There are presently two types of cemeteries. The first is the traditional cemetery that has been used for perhaps hundreds of years and is filled with upright monuments of stone or above ground mausoleums. The second is a newer concept called a memorial park or memorial garden. This is an effort to equalize everyone who is buried by not allowing any one family to erect monuments different from anyone else. The only markers allowed are ground level tablets of a prescribed size. The Memorial Park is designed to resemble a garden where people can repose or reflect in beautiful surroundings. There may be fountains, sculptures, inviting buildings, water features and so on. Some cemeteries use both concepts.

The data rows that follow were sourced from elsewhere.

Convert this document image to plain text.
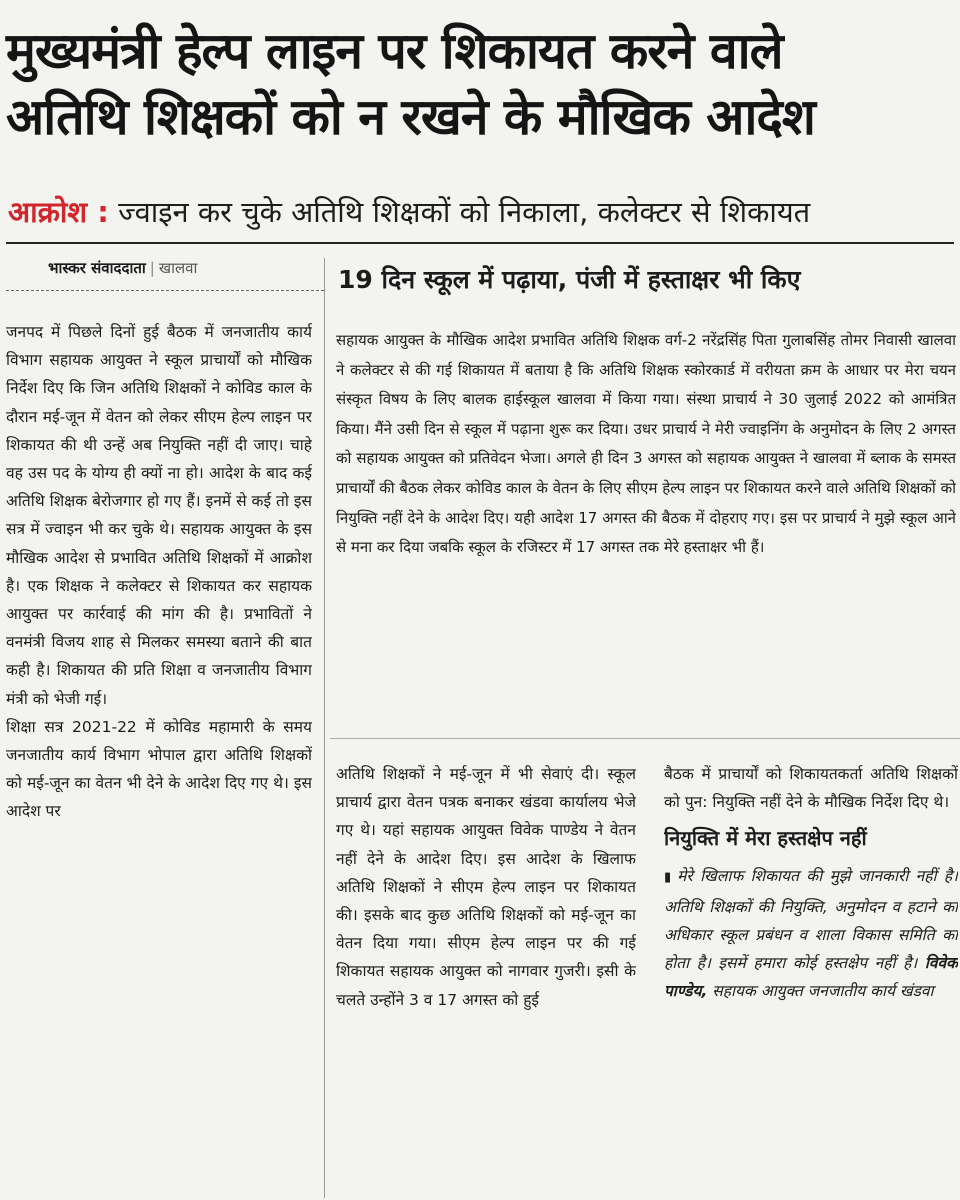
मुख्यमंत्री हेल्प लाइन पर शिकायत करने वाले
अतिथि शिक्षकों को न रखने के मौखिक आदेश
आक्रोश : ज्वाइन कर चुके अतिथि शिक्षकों को निकाला, कलेक्टर से शिकायत
भास्कर संवाददाता | खालवा	19 दिन स्कूल में पढ़ाया, पंजी में हस्ताक्षर भी किए

जनपद में पिछले दिनों हुई बैठक में जनजातीय कार्य विभाग सहायक आयुक्त ने स्कूल प्राचार्यों को मौखिक निर्देश दिए कि जिन अतिथि शिक्षकों ने कोविड काल के दौरान मई-जून में वेतन को लेकर सीएम हेल्प लाइन पर शिकायत की थी उन्हें अब नियुक्ति नहीं दी जाए। चाहे वह उस पद के योग्य ही क्यों ना हो। आदेश के बाद कई अतिथि शिक्षक बेरोजगार हो गए हैं। इनमें से कई तो इस सत्र में ज्वाइन भी कर चुके थे। सहायक आयुक्त के इस मौखिक आदेश से प्रभावित अतिथि शिक्षकों में आक्रोश है। एक शिक्षक ने कलेक्टर से शिकायत कर सहायक आयुक्त पर कार्रवाई की मांग की है। प्रभावितों ने वनमंत्री विजय शाह से मिलकर समस्या बताने की बात कही है। शिकायत की प्रति शिक्षा व जनजातीय विभाग मंत्री को भेजी गई।

शिक्षा सत्र 2021-22 में कोविड महामारी के समय जनजातीय कार्य विभाग भोपाल द्वारा अतिथि शिक्षकों को मई-जून का वेतन भी देने के आदेश दिए गए थे। इस आदेश पर

सहायक आयुक्त के मौखिक आदेश प्रभावित अतिथि शिक्षक वर्ग-2 नरेंद्रसिंह पिता गुलाबसिंह तोमर निवासी खालवा ने कलेक्टर से की गई शिकायत में बताया है कि अतिथि शिक्षक स्कोरकार्ड में वरीयता क्रम के आधार पर मेरा चयन संस्कृत विषय के लिए बालक हाईस्कूल खालवा में किया गया। संस्था प्राचार्य ने 30 जुलाई 2022 को आमंत्रित किया। मैंने उसी दिन से स्कूल में पढ़ाना शुरू कर दिया। उधर प्राचार्य ने मेरी ज्वाइनिंग के अनुमोदन के लिए 2 अगस्त को सहायक आयुक्त को प्रतिवेदन भेजा। अगले ही दिन 3 अगस्त को सहायक आयुक्त ने खालवा में ब्लाक के समस्त प्राचार्यों की बैठक लेकर कोविड काल के वेतन के लिए सीएम हेल्प लाइन पर शिकायत करने वाले अतिथि शिक्षकों को नियुक्ति नहीं देने के आदेश दिए। यही आदेश 17 अगस्त की बैठक में दोहराए गए। इस पर प्राचार्य ने मुझे स्कूल आने से मना कर दिया जबकि स्कूल के रजिस्टर में 17 अगस्त तक मेरे हस्ताक्षर भी हैं।

अतिथि शिक्षकों ने मई-जून में भी सेवाएं दी। स्कूल प्राचार्य द्वारा वेतन पत्रक बनाकर खंडवा कार्यालय भेजे गए थे। यहां सहायक आयुक्त विवेक पाण्डेय ने वेतन नहीं देने के आदेश दिए। इस आदेश के खिलाफ अतिथि शिक्षकों ने सीएम हेल्प लाइन पर शिकायत की। इसके बाद कुछ अतिथि शिक्षकों को मई-जून का वेतन दिया गया। सीएम हेल्प लाइन पर की गई शिकायत सहायक आयुक्त को नागवार गुजरी। इसी के चलते उन्होंने 3 व 17 अगस्त को हुई

बैठक में प्राचार्यों को शिकायतकर्ता अतिथि शिक्षकों को पुन: नियुक्ति नहीं देने के मौखिक निर्देश दिए थे।

नियुक्ति में मेरा हस्तक्षेप नहीं

▮ मेरे खिलाफ शिकायत की मुझे जानकारी नहीं है। अतिथि शिक्षकों की नियुक्ति, अनुमोदन व हटाने का अधिकार स्कूल प्रबंधन व शाला विकास समिति का होता है। इसमें हमारा कोई हस्तक्षेप नहीं है। विवेक पाण्डेय, सहायक आयुक्त जनजातीय कार्य खंडवा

Here are some issues to consider or issues to generate questions to ask when buying a cemetery plot when preplanning funeral arrangements.

  • The plot is not owned, only the usage of the plot for a perpetual interment.
  • Prices will vary considerably but generally be more expensive in urban areas with high land values and less expensive in rural areas.
  • If a plot is purchased but the family desires another cemetery instead, many cemeteries have exchange programs where the equivalent values can be exchanged between cooperating cemeteries, but many cemeteries do not have exchanges or the exchanges may not work as advertised and the family may be stuck with an unwanted cemetery lot.
  • Some cemeteries may be willing to repurchase plots.
  • Grave liners or vaults are not required by law but some cemeteries may require them to prevent the ground from sinking.
  • Generally plots cannot be resold privately to another individual.
  • Most cemeteries that sell memorials place restrictions on the installation of memorials purchased elsewhere. This limits the consumer's choice and drives up the price.
  • Most cemeteries will only allow their own personnel to open and close graves.
  • Cemeteries may use high-pressure tactics to get people to make a decision on the spot.